Journal of Fluid Science and Technology (Mar 2024)
Influence of wall elasticity on growth and collapse of bubbles near a wall
Abstract
The growth and collapse of a laser-induced bubble near an agarose gel were observed with a high-speed video camera in which 0.7% (Young's modulus E = 13 kPa), 1.5% (E = 55 kPa), 3.0% (E = 200 kPa), and 5.0% (E = 570 kPa) agarose gels were used as tissue-mimicking phantoms. The effects of Young's modulus of agarose and the dimensionless bubble-boundary distance γ on the dynamics of laser-induced bubbles, i.e., bubble oscillation time, bubble migration, bubble shape, jetting, and penetration of the liquid jet into the elastic wall were investigated. It was shown that as Young’s modulus of the wall increased, the amount of migration of the bubble centroid toward the wall increased. The results also showed that as γ decreased, the bubble shape in the late collapse stage changed from a spherical shape, a cone shape, and to a mushroom shape when E = 13, 55, and 200 kPa, while, when E = 570 kPa, it changed from a cone shape, a mushroom shape, and to a volcano shape: the threshold values of γ, where the bubble shape changed from a cone shape to a mushroom shape and from a mushroom shape to a volcanic shape, increased as E increased. These bubble shapes in the late collapse stage were determined from the bubble shapes at the maximum expansion. In the case of mushroom-shaped bubbles, the jet velocity was higher than volcano-shaped bubbles.

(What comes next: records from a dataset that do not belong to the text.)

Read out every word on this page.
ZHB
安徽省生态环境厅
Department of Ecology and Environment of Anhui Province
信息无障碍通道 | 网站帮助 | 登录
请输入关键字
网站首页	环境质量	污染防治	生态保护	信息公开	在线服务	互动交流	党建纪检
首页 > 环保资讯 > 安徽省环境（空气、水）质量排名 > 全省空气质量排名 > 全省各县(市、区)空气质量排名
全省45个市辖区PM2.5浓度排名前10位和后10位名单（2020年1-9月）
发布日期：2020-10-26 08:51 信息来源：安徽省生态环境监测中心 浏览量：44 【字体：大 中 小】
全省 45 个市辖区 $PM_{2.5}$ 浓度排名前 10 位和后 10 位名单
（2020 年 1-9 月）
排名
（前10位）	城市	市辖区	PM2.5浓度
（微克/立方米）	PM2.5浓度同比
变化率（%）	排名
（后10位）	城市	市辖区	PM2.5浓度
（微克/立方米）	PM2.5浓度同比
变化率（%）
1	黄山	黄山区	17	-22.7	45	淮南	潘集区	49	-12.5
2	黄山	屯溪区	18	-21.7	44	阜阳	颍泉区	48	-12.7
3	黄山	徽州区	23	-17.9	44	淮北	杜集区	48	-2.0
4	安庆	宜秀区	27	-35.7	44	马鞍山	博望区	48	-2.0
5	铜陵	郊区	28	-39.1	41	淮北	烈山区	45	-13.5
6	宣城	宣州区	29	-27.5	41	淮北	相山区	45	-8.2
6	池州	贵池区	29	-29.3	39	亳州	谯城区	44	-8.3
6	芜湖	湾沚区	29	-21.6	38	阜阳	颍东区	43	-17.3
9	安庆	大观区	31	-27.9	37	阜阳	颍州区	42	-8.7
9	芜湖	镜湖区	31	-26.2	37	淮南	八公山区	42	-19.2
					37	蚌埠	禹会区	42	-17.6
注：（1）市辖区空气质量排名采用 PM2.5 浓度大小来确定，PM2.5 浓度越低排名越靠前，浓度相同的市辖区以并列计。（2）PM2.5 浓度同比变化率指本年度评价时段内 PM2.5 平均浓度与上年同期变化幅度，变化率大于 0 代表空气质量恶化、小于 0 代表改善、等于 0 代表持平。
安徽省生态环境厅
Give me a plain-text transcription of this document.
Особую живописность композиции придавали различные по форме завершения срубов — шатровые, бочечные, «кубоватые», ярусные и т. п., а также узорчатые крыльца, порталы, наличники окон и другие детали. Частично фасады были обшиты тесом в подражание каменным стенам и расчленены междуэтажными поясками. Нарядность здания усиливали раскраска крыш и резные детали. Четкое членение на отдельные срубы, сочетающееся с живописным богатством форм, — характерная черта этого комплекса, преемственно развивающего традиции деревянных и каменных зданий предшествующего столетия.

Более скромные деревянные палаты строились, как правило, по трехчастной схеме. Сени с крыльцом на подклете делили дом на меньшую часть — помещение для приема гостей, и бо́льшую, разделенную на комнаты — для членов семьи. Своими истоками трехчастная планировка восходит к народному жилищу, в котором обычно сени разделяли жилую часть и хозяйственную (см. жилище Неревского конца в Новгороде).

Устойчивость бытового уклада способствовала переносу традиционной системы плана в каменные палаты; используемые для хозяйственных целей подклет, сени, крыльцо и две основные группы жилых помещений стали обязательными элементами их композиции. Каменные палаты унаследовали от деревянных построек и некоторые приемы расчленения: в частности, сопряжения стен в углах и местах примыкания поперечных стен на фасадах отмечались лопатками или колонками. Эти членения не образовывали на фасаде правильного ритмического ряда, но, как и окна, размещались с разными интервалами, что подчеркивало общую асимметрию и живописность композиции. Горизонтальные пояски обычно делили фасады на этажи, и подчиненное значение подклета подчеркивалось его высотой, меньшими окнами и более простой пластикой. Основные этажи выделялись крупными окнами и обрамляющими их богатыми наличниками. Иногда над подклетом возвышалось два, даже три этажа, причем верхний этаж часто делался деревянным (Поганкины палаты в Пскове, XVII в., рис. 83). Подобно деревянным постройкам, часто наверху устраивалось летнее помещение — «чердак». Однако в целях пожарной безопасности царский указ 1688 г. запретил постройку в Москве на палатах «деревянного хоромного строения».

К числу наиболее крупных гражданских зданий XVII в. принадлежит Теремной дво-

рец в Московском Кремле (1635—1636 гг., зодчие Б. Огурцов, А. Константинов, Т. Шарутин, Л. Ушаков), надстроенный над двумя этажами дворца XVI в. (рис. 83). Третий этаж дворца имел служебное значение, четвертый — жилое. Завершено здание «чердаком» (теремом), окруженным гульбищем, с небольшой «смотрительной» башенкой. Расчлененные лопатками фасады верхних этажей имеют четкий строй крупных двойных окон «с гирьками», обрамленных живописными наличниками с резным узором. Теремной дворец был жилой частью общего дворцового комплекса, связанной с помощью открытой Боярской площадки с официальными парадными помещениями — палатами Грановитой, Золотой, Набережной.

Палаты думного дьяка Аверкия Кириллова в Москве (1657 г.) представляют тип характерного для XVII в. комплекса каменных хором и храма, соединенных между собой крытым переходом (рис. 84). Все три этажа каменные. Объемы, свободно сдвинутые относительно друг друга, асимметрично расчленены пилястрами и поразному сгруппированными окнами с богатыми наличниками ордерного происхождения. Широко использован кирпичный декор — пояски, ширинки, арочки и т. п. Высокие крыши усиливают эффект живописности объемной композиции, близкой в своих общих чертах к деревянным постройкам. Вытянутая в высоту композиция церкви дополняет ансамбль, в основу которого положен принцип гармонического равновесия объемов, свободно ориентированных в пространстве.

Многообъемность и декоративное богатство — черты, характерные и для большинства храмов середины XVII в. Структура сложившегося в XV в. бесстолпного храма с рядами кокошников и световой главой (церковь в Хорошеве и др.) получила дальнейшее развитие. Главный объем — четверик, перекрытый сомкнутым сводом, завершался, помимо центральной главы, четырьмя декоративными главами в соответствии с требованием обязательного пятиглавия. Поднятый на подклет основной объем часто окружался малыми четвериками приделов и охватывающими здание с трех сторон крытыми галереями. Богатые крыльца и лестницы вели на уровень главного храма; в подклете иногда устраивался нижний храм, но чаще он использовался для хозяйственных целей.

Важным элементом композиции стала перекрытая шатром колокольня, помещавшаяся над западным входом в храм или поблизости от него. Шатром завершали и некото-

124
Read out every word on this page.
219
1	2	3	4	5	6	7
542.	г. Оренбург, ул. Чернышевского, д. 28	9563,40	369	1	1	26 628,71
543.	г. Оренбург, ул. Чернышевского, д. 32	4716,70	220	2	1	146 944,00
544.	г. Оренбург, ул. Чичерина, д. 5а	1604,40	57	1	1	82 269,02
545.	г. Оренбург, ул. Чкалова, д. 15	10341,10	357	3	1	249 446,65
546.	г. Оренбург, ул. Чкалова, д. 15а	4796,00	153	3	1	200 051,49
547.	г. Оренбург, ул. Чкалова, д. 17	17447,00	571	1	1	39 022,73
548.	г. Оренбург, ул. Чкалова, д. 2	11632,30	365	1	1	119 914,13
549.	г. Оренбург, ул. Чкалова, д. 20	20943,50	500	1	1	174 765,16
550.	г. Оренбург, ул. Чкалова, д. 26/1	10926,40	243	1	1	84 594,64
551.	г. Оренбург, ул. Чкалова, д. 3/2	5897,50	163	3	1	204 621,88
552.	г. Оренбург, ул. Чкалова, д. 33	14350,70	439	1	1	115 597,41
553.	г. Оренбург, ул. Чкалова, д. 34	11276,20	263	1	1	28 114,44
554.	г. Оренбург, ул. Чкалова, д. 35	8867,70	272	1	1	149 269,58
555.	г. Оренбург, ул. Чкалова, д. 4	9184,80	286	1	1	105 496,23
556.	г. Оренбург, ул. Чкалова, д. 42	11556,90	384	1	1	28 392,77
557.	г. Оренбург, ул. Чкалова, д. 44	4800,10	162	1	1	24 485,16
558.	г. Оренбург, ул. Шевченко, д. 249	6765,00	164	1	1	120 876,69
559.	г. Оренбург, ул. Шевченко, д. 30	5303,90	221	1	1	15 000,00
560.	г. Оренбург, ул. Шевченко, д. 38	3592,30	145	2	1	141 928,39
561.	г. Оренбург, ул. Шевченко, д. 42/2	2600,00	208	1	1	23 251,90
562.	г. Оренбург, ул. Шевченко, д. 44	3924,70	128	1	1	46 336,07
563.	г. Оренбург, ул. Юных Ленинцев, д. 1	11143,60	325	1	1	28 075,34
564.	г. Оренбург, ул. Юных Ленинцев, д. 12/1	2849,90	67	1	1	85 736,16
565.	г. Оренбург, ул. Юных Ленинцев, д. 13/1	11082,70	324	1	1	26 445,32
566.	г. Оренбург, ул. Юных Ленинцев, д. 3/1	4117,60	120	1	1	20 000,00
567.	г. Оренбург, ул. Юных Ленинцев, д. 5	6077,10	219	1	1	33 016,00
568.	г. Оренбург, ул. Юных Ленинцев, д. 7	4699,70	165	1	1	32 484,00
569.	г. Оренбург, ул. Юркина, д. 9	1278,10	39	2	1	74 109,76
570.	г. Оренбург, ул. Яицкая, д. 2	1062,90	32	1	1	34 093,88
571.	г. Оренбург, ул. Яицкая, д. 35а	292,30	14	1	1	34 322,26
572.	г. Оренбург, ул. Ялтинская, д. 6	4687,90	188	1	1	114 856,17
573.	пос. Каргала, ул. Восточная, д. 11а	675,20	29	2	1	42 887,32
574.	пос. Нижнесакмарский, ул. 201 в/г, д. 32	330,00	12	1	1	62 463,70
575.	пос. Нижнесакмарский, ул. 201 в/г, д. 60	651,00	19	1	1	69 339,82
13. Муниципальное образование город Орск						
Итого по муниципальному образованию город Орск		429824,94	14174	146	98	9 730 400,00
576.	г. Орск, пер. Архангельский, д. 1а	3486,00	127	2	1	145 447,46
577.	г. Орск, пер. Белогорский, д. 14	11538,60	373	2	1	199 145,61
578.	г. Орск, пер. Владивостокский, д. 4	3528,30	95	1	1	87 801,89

The value of γ at the onset of the penetration of the liquid jet into the elastic wall increased with an increase in E. The penetration area of bubbles into the elastic wall took the maximum value when the bubble shape in the late collapse stage changed from a mushroom shape to a volcano shape. The difference between the bubble behavior near the agarose wall and that near the PAA wall was also discussed.